Brian Selfon hat ein besonderes Bild von Brooklyn gezeichnet, welches sich
vielen Menschen nicht auf den ersten Blick erschließt. Das ist nicht nur die
Selbstverständlichkeit, wie hier mit Kriminalität Geld verdient wird. Es sind
auch die zahlreichen Verstecke, Unterschlüpfe und toten Briefkästen, die sich
dem Auge eines normalen Bürgers oder gar Touristen gänzlich entziehen. Wer
erwartet schon in einem alten Zeitungskasten, dass sich darin eine Nottasche mit
Revolver, Geld und mehreren Pässen oder Führerscheinen befindet? Mit vielen
Details und sehr authentisch schildert Selfon ein ungewöhnliches Bild von
Brooklyn und seinen Bürgern.
Die Polizei scheint machtlos zu sein. Sie kann sich nicht um alle kleinen
Verbrechen kümmern, die in der Drogen- oder Prostituiertenszene tagtäglich
geschehen. Auch die Polizistin Zera, die als Kind aus Montenegro in die USA
verschleppt wurde, verzweifelt an den Machenschaften des Menschenhandels.

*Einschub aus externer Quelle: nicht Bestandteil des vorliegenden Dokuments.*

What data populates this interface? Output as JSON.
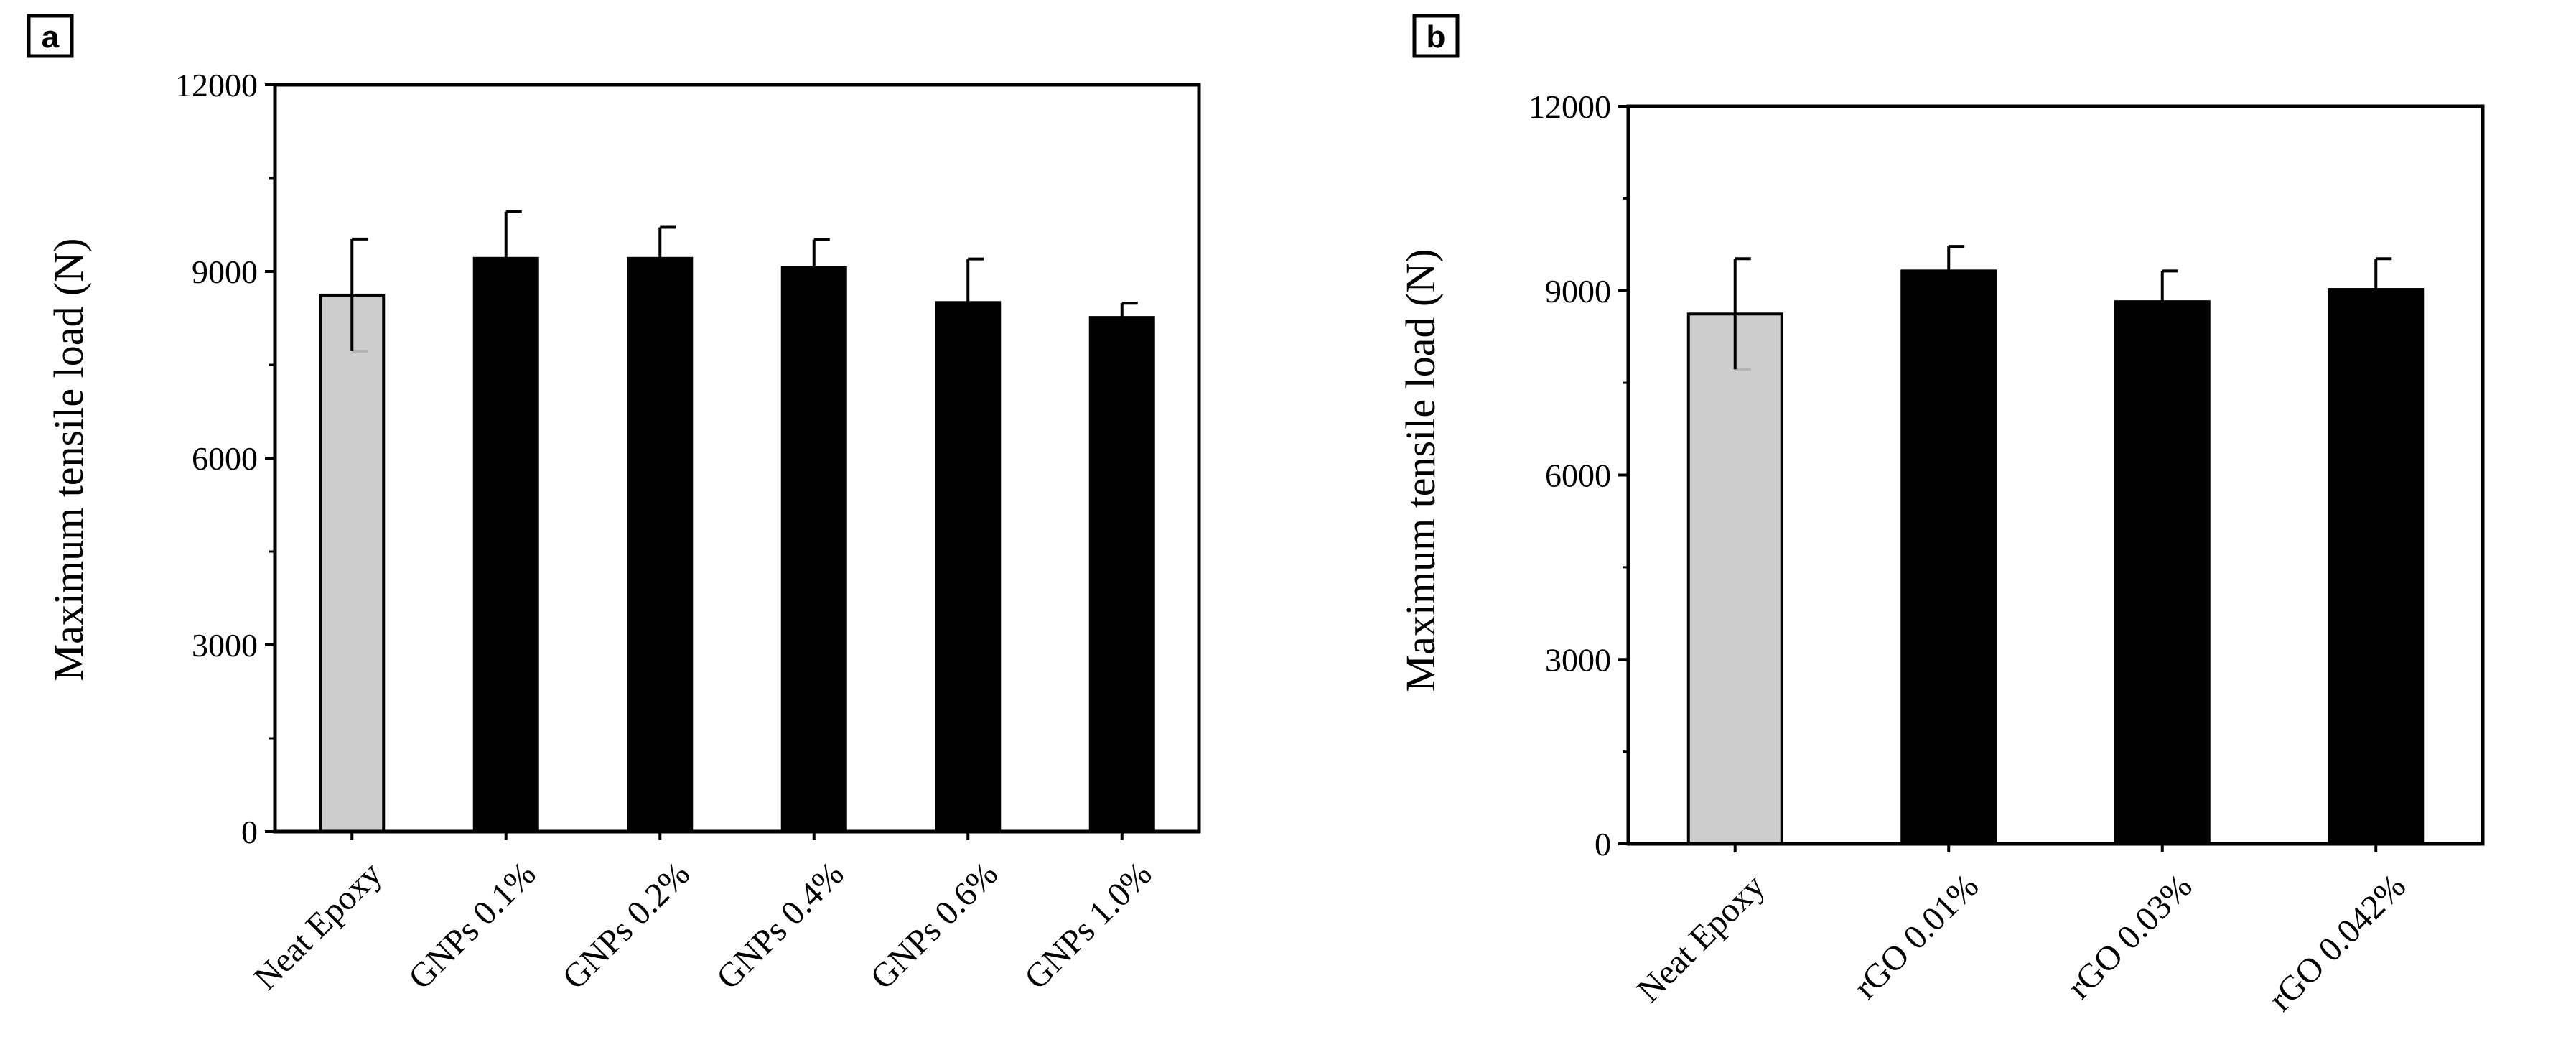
{
  "colors": {
    "neat": "#c8c8c8",
    "filler": "#000000",
    "axis": "#000000",
    "background": "#ffffff"
  },
  "chart_data": [
    {
      "panel": "a",
      "type": "bar",
      "title": "",
      "xlabel": "",
      "ylabel": "Maximum tensile load (N)",
      "ylim": [
        0,
        12000
      ],
      "yticks": [
        0,
        3000,
        6000,
        9000,
        12000
      ],
      "categories": [
        "Neat Epoxy",
        "GNPs 0.1%",
        "GNPs 0.2%",
        "GNPs 0.4%",
        "GNPs 0.6%",
        "GNPs 1.0%"
      ],
      "values": [
        8620,
        9210,
        9210,
        9060,
        8500,
        8260
      ],
      "errors": [
        900,
        750,
        500,
        450,
        700,
        230
      ],
      "bar_colors": [
        "neat",
        "filler",
        "filler",
        "filler",
        "filler",
        "filler"
      ],
      "grid": false,
      "legend": "none"
    },
    {
      "panel": "b",
      "type": "bar",
      "title": "",
      "xlabel": "",
      "ylabel": "Maximum tensile load (N)",
      "ylim": [
        0,
        12000
      ],
      "yticks": [
        0,
        3000,
        6000,
        9000,
        12000
      ],
      "categories": [
        "Neat Epoxy",
        "rGO 0.01%",
        "rGO 0.03%",
        "rGO 0.042%"
      ],
      "values": [
        8620,
        9320,
        8820,
        9020
      ],
      "errors": [
        900,
        400,
        500,
        500
      ],
      "bar_colors": [
        "neat",
        "filler",
        "filler",
        "filler"
      ],
      "grid": false,
      "legend": "none"
    }
  ]
}
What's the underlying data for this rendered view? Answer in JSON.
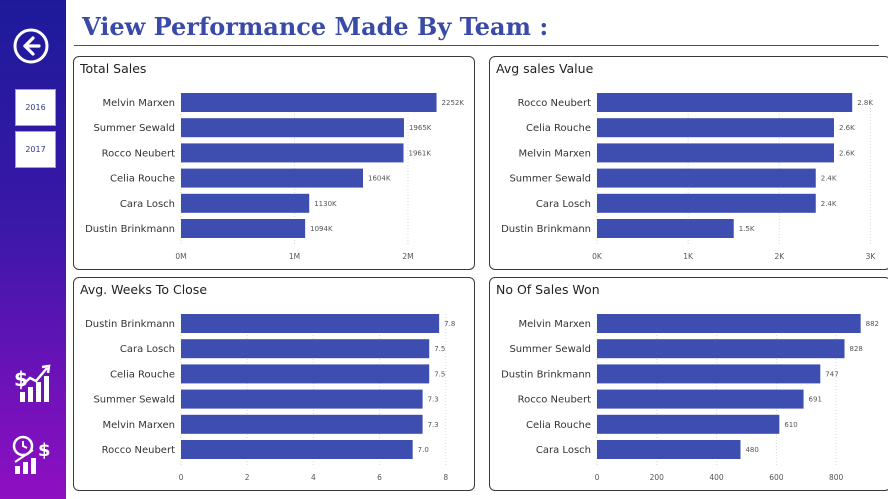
{
  "page": {
    "title": "View Performance Made By Team :"
  },
  "sidebar": {
    "back_icon": "arrow-left-circle-icon",
    "years": [
      "2016",
      "2017"
    ],
    "nav_icons": [
      "sales-chart-icon",
      "time-money-icon"
    ]
  },
  "colors": {
    "bar": "#3d4db0",
    "sidebar_top": "#1d1a9a",
    "sidebar_bottom": "#8f0fc2",
    "title": "#3a4aa8"
  },
  "chart_data": [
    {
      "type": "bar",
      "orientation": "horizontal",
      "title": "Total Sales",
      "categories": [
        "Melvin Marxen",
        "Summer Sewald",
        "Rocco Neubert",
        "Celia Rouche",
        "Cara Losch",
        "Dustin Brinkmann"
      ],
      "values": [
        2252,
        1965,
        1961,
        1604,
        1130,
        1094
      ],
      "data_labels": [
        "2252K",
        "1965K",
        "1961K",
        "1604K",
        "1130K",
        "1094K"
      ],
      "xticks": [
        {
          "v": 0,
          "label": "0M"
        },
        {
          "v": 1000,
          "label": "1M"
        },
        {
          "v": 2000,
          "label": "2M"
        }
      ],
      "xlim": [
        0,
        2450
      ]
    },
    {
      "type": "bar",
      "orientation": "horizontal",
      "title": "Avg sales Value",
      "categories": [
        "Rocco Neubert",
        "Celia Rouche",
        "Melvin Marxen",
        "Summer Sewald",
        "Cara Losch",
        "Dustin Brinkmann"
      ],
      "values": [
        2.8,
        2.6,
        2.6,
        2.4,
        2.4,
        1.5
      ],
      "data_labels": [
        "2.8K",
        "2.6K",
        "2.6K",
        "2.4K",
        "2.4K",
        "1.5K"
      ],
      "xticks": [
        {
          "v": 0,
          "label": "0K"
        },
        {
          "v": 1,
          "label": "1K"
        },
        {
          "v": 2,
          "label": "2K"
        },
        {
          "v": 3,
          "label": "3K"
        }
      ],
      "xlim": [
        0,
        3.05
      ]
    },
    {
      "type": "bar",
      "orientation": "horizontal",
      "title": "Avg. Weeks To Close",
      "categories": [
        "Dustin Brinkmann",
        "Cara Losch",
        "Celia Rouche",
        "Summer Sewald",
        "Melvin Marxen",
        "Rocco Neubert"
      ],
      "values": [
        7.8,
        7.5,
        7.5,
        7.3,
        7.3,
        7.0
      ],
      "data_labels": [
        "7.8",
        "7.5",
        "7.5",
        "7.3",
        "7.3",
        "7.0"
      ],
      "xticks": [
        {
          "v": 0,
          "label": "0"
        },
        {
          "v": 2,
          "label": "2"
        },
        {
          "v": 4,
          "label": "4"
        },
        {
          "v": 6,
          "label": "6"
        },
        {
          "v": 8,
          "label": "8"
        }
      ],
      "xlim": [
        0,
        8.4
      ]
    },
    {
      "type": "bar",
      "orientation": "horizontal",
      "title": "No Of Sales Won",
      "categories": [
        "Melvin Marxen",
        "Summer Sewald",
        "Dustin Brinkmann",
        "Rocco Neubert",
        "Celia Rouche",
        "Cara Losch"
      ],
      "values": [
        882,
        828,
        747,
        691,
        610,
        480
      ],
      "data_labels": [
        "882",
        "828",
        "747",
        "691",
        "610",
        "480"
      ],
      "xticks": [
        {
          "v": 0,
          "label": "0"
        },
        {
          "v": 200,
          "label": "200"
        },
        {
          "v": 400,
          "label": "400"
        },
        {
          "v": 600,
          "label": "600"
        },
        {
          "v": 800,
          "label": "800"
        }
      ],
      "xlim": [
        0,
        930
      ]
    }
  ]
}
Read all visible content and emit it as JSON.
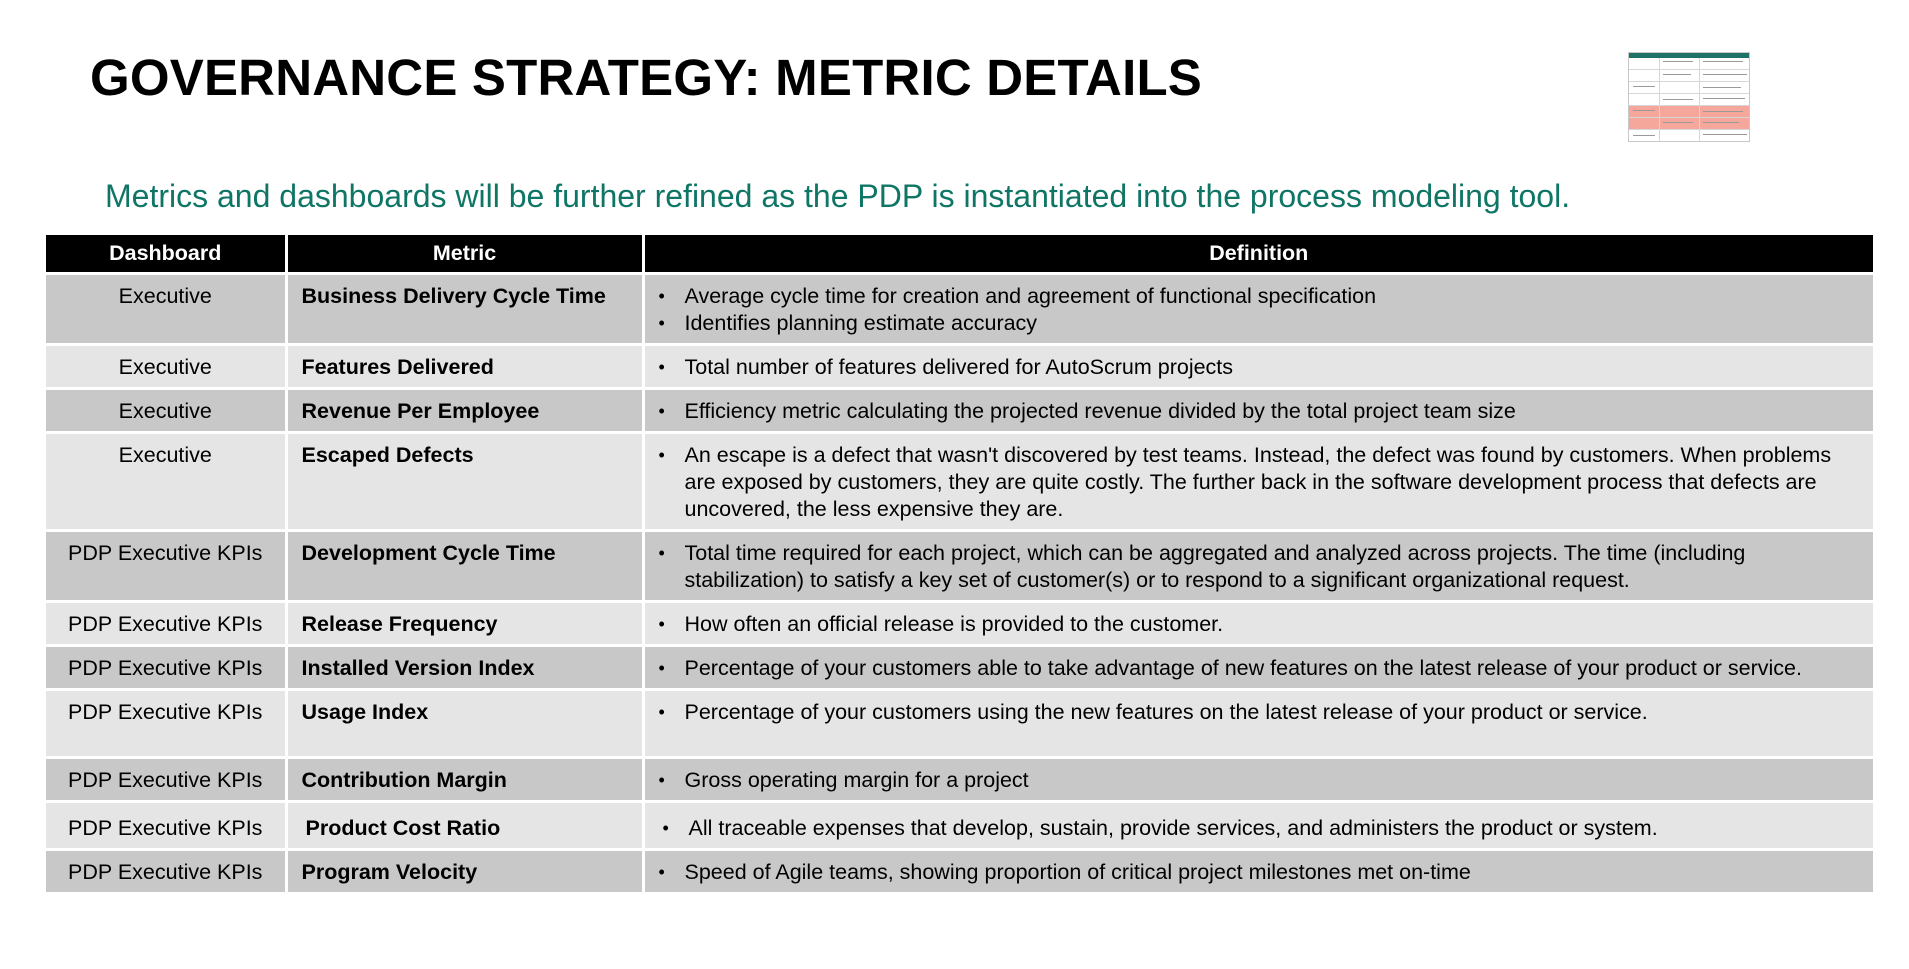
{
  "title": "GOVERNANCE STRATEGY: METRIC DETAILS",
  "subtitle": "Metrics and dashboards will be further refined as the PDP is instantiated into the process modeling tool.",
  "colors": {
    "header_bg": "#000000",
    "row_dark": "#c8c8c8",
    "row_light": "#e5e5e5",
    "subtitle_color": "#0f7666",
    "thumbnail_highlight": "#f4a79a"
  },
  "table": {
    "headers": [
      "Dashboard",
      "Metric",
      "Definition"
    ],
    "rows": [
      {
        "dashboard": "Executive",
        "metric": "Business Delivery Cycle Time",
        "definition": [
          "Average cycle time for creation and agreement of functional specification",
          "Identifies planning estimate accuracy"
        ]
      },
      {
        "dashboard": "Executive",
        "metric": "Features Delivered",
        "definition": [
          "Total number of features delivered for AutoScrum projects"
        ]
      },
      {
        "dashboard": "Executive",
        "metric": "Revenue Per Employee",
        "definition": [
          "Efficiency metric calculating the projected revenue divided by the total project team size"
        ]
      },
      {
        "dashboard": "Executive",
        "metric": "Escaped Defects",
        "definition": [
          "An escape is a defect that wasn't discovered by test teams. Instead, the defect was found by customers. When problems are exposed by customers, they are quite costly. The further back in the software development process that defects are uncovered, the less expensive they are."
        ]
      },
      {
        "dashboard": "PDP Executive KPIs",
        "metric": "Development Cycle Time",
        "definition": [
          "Total time required for each project, which can be aggregated and analyzed across projects. The time (including stabilization) to satisfy a key set of customer(s) or to respond to a significant organizational request."
        ]
      },
      {
        "dashboard": "PDP Executive KPIs",
        "metric": "Release Frequency",
        "definition": [
          "How often an official release is provided to the customer."
        ]
      },
      {
        "dashboard": "PDP Executive KPIs",
        "metric": "Installed Version Index",
        "definition": [
          "Percentage of your customers able to take advantage of new features on the latest release of your product or service."
        ]
      },
      {
        "dashboard": "PDP Executive KPIs",
        "metric": "Usage Index",
        "definition": [
          "Percentage of your customers using the new features on the latest release of your product or service."
        ]
      },
      {
        "dashboard": "PDP Executive KPIs",
        "metric": "Contribution Margin",
        "definition": [
          "Gross operating margin for a project"
        ]
      },
      {
        "dashboard": "PDP Executive KPIs",
        "metric": "Product Cost Ratio",
        "definition": [
          "All traceable expenses that develop, sustain, provide services, and administers the product or system."
        ]
      },
      {
        "dashboard": "PDP Executive KPIs",
        "metric": "Program Velocity",
        "definition": [
          "Speed of Agile teams, showing proportion of critical project milestones met on-time"
        ]
      }
    ]
  }
}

Dieser besondere Schmelztiegel Brooklyn, wie ihn Brian Selfon als düstere
Schattenseite präsentiert, hat mich ein wenig an die chaotische Familie in der
TV-Serie "Shameless" erinnert. Eine Familie voller Verlierer, die
dennoch das Beste aus ihrem Leben herausholen wollen.
Der Stil von Brian Selfon ist unterhaltend, enthält auch humorige Sequenzen.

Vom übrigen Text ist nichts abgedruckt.